The model burned 63,853 thought tokens - **1,520x the input size** - and produced zero output.

This is not a one-off: 36 calls in this two-day window hit the 60k-65k ceiling, several also with `candidatesTokenCount: 0`.

## Billing impact

The Gemini API billing dashboard shows SGD 435.56 consumed against a SGD 600 monthly cap - with only 4 days elapsed in June.

The job running these calls was the primary workload during those high-spend days. Given that 89% of billed tokens in the logged window were thinking tokens (2.69M of 3.49M total), and the task complexity does not justify that ratio, we believe a substantial portion of that total billing reflects the same runaway-thinking pattern across earlier runs where we were not yet capturing `usageMetadata`.

## What I have already done

- Migrated this workload to `gemini-3.1-flash-lite` with `thinkingLevel: ‘minimal’` for grounded calls - the calls now behave correctly.

- The fix confirms the issue was model-specific to 3.5 Flash: identical prompts on `gemini-3.1-flash-lite` do not exhibit the spike pattern.

## Questions for Google

1. Is `thinkingLevel: ‘low’` respected when the `googleSearch` tool is active, or does the search path bypass the thinking budget?

2. Is `candidatesTokenCount: 0` with `thoughtsTokenCount: ~64k` a known failure mode?
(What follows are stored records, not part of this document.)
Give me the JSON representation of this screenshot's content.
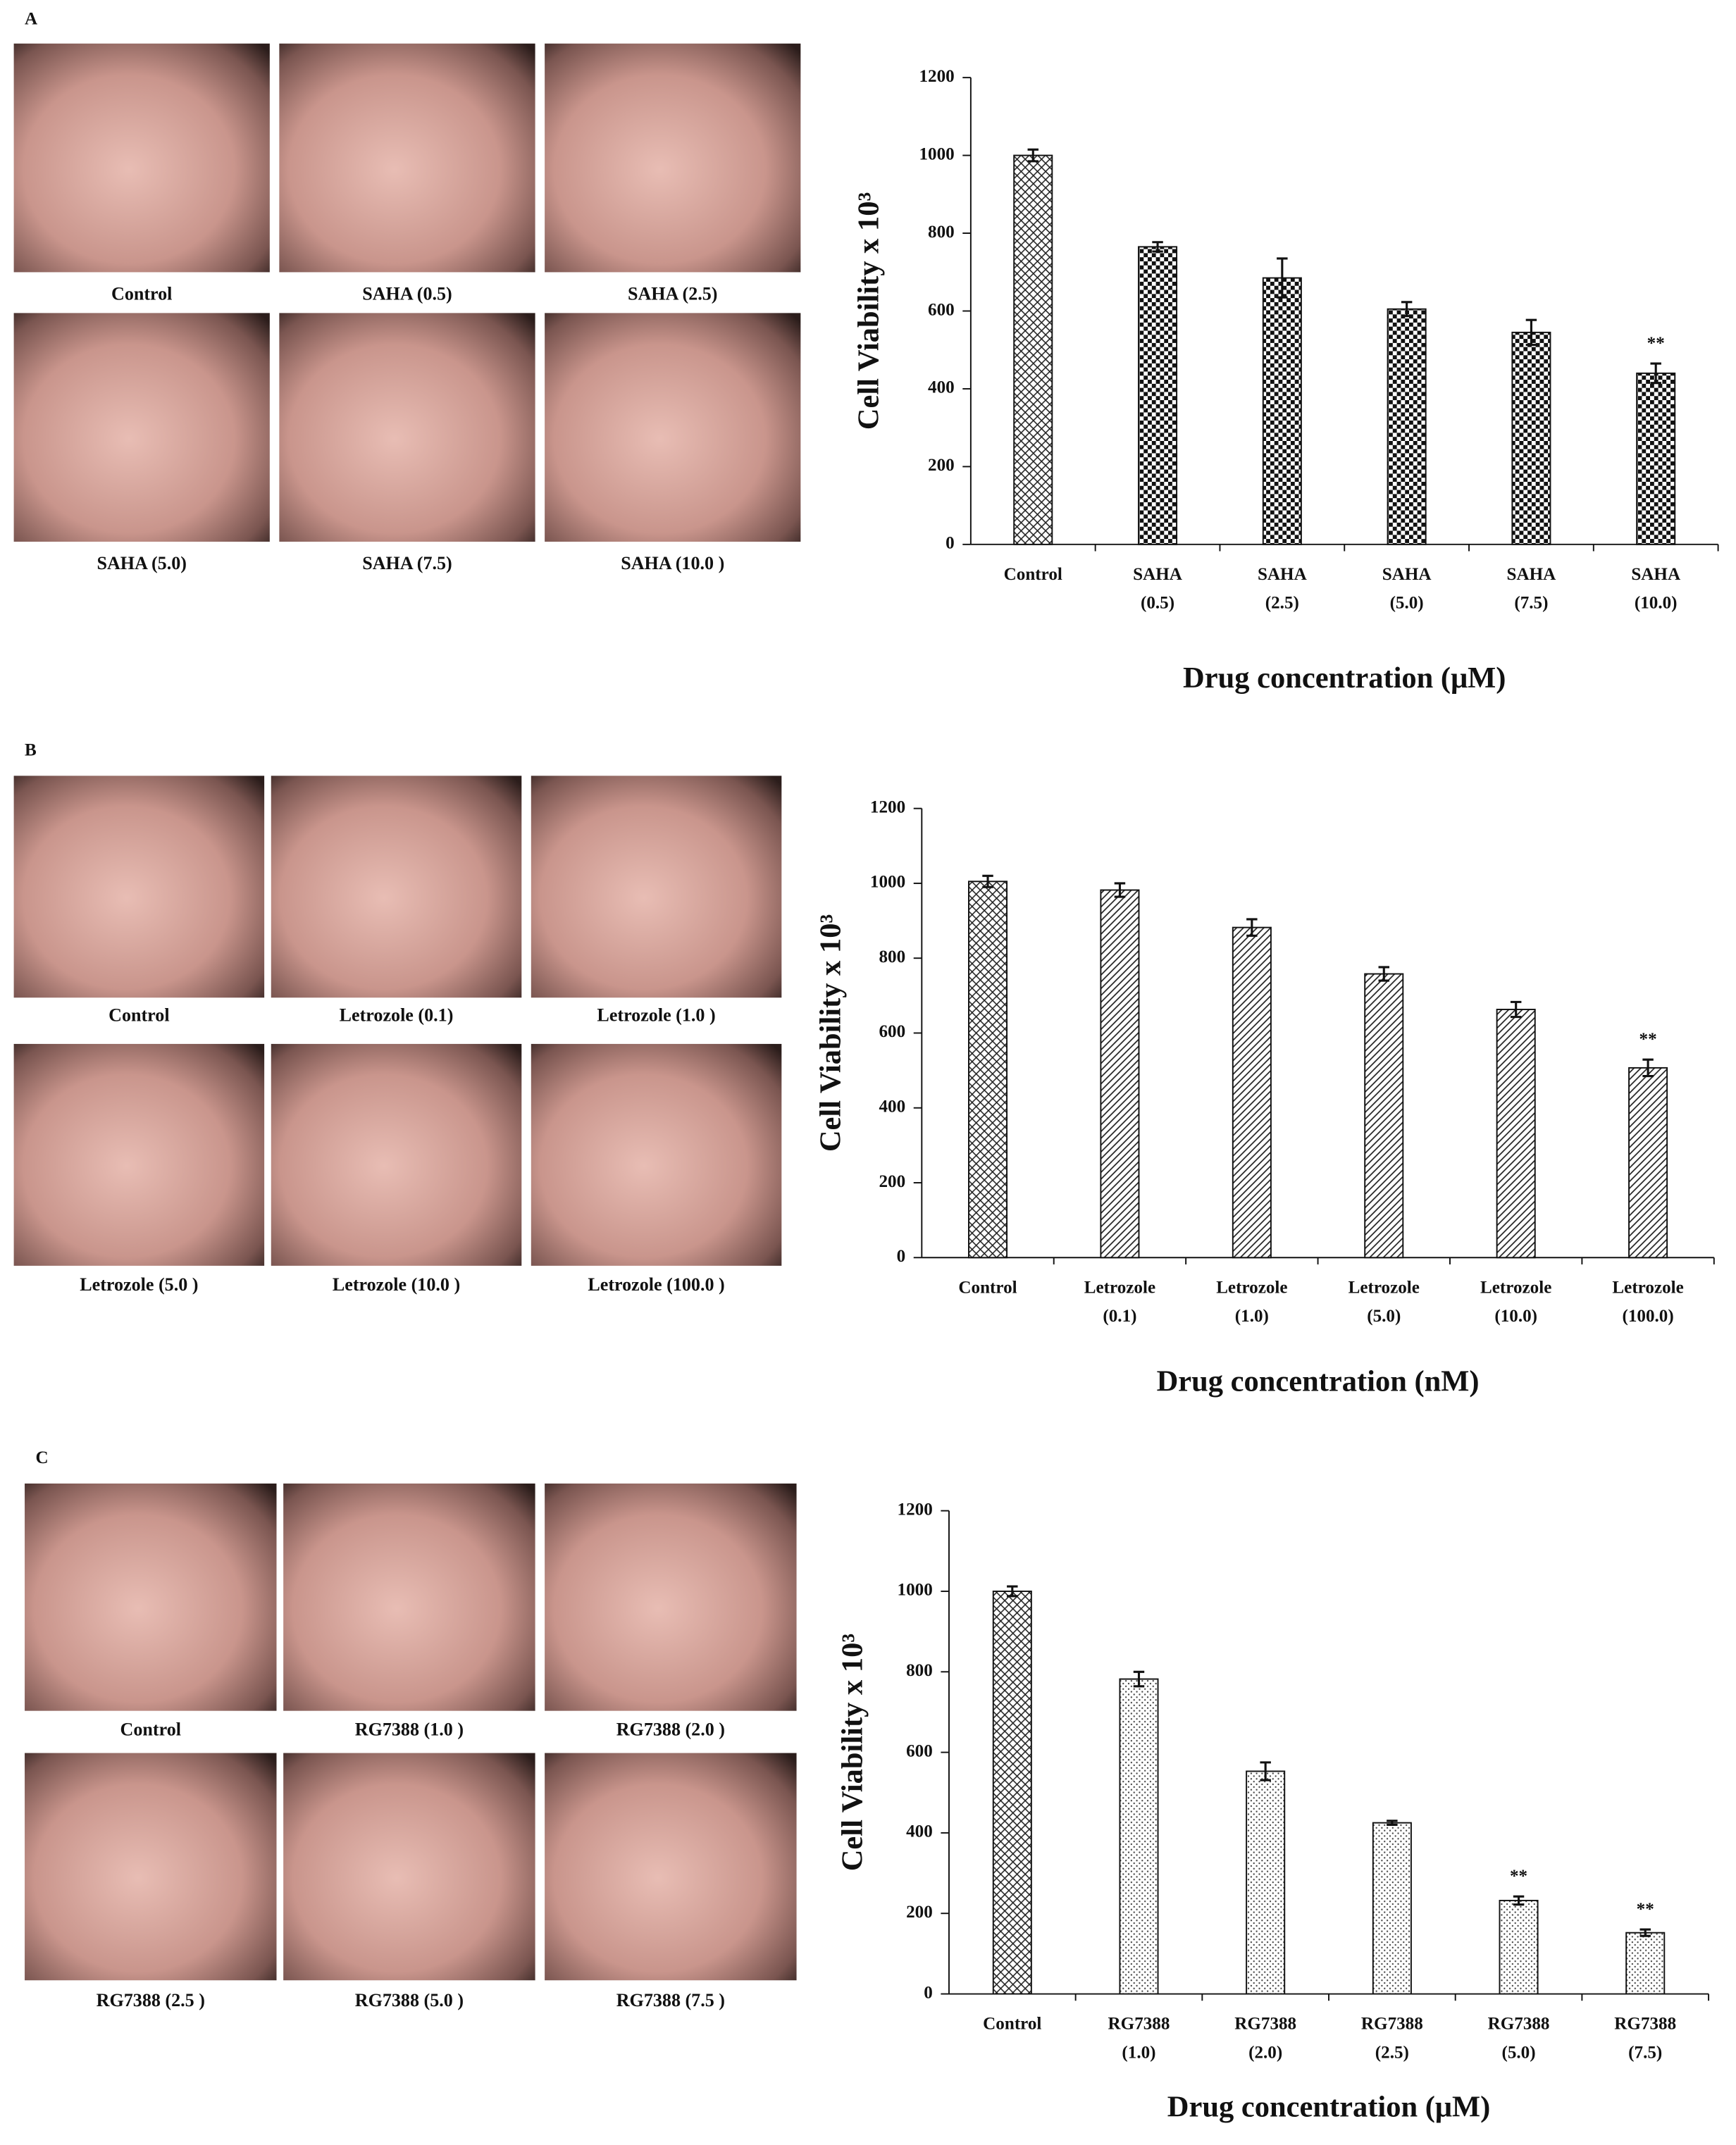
{
  "chart_data": [
    {
      "type": "bar",
      "panel": "A",
      "image_labels": [
        "Control",
        "SAHA  (0.5)",
        "SAHA  (2.5)",
        "SAHA  (5.0)",
        "SAHA  (7.5)",
        "SAHA  (10.0 )"
      ],
      "categories": [
        [
          "Control"
        ],
        [
          "SAHA",
          "(0.5)"
        ],
        [
          "SAHA",
          "(2.5)"
        ],
        [
          "SAHA",
          "(5.0)"
        ],
        [
          "SAHA",
          "(7.5)"
        ],
        [
          "SAHA",
          "(10.0)"
        ]
      ],
      "values": [
        1000,
        765,
        685,
        605,
        545,
        440
      ],
      "errors": [
        15,
        12,
        50,
        18,
        32,
        25
      ],
      "annotations": [
        {
          "index": 5,
          "text": "**"
        }
      ],
      "ylim": [
        0,
        1200
      ],
      "yticks": [
        0,
        200,
        400,
        600,
        800,
        1000,
        1200
      ],
      "y_label": "Cell Viability  x 10³",
      "x_label": "Drug concentration (μM)",
      "control_pattern": "crosshatch",
      "pattern": "checker"
    },
    {
      "type": "bar",
      "panel": "B",
      "image_labels": [
        "Control",
        "Letrozole (0.1)",
        "Letrozole (1.0 )",
        "Letrozole (5.0 )",
        "Letrozole (10.0 )",
        "Letrozole (100.0 )"
      ],
      "categories": [
        [
          "Control"
        ],
        [
          "Letrozole",
          "(0.1)"
        ],
        [
          "Letrozole",
          "(1.0)"
        ],
        [
          "Letrozole",
          "(5.0)"
        ],
        [
          "Letrozole",
          "(10.0)"
        ],
        [
          "Letrozole",
          "(100.0)"
        ]
      ],
      "values": [
        1005,
        982,
        882,
        758,
        663,
        507
      ],
      "errors": [
        15,
        18,
        22,
        18,
        20,
        22
      ],
      "annotations": [
        {
          "index": 5,
          "text": "**"
        }
      ],
      "ylim": [
        0,
        1200
      ],
      "yticks": [
        0,
        200,
        400,
        600,
        800,
        1000,
        1200
      ],
      "y_label": "Cell Viability  x 10³",
      "x_label": "Drug concentration (nM)",
      "control_pattern": "crosshatch",
      "pattern": "diagonal"
    },
    {
      "type": "bar",
      "panel": "C",
      "image_labels": [
        "Control",
        "RG7388  (1.0 )",
        "RG7388  (2.0 )",
        "RG7388  (2.5 )",
        "RG7388  (5.0 )",
        "RG7388  (7.5 )"
      ],
      "categories": [
        [
          "Control"
        ],
        [
          "RG7388",
          "(1.0)"
        ],
        [
          "RG7388",
          "(2.0)"
        ],
        [
          "RG7388",
          "(2.5)"
        ],
        [
          "RG7388",
          "(5.0)"
        ],
        [
          "RG7388",
          "(7.5)"
        ]
      ],
      "values": [
        1000,
        782,
        553,
        425,
        232,
        152
      ],
      "errors": [
        12,
        18,
        22,
        5,
        10,
        8
      ],
      "annotations": [
        {
          "index": 4,
          "text": "**"
        },
        {
          "index": 5,
          "text": "**"
        }
      ],
      "ylim": [
        0,
        1200
      ],
      "yticks": [
        0,
        200,
        400,
        600,
        800,
        1000,
        1200
      ],
      "y_label": "Cell Viability  x 10³",
      "x_label": "Drug concentration  (μM)",
      "control_pattern": "crosshatch",
      "pattern": "dots"
    }
  ]
}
It appears the model hits an internal limit mid-reasoning and aborts without producing output - but the thinking tokens are still billed.

3. Is there a billing review path for the spike calls? The `usageMetadata` logs provide exact timestamps and token counts for every anomalous call. Please DM me and I can share the relevant details privately.

The pattern - 10% of calls at `thinkingLevel: ‘low’` consuming 90% of thought-token costs, with the worst cases producing zero output - does not appear to be intended behaviour of the `low`setting.

Thank you for your attention towards this matter!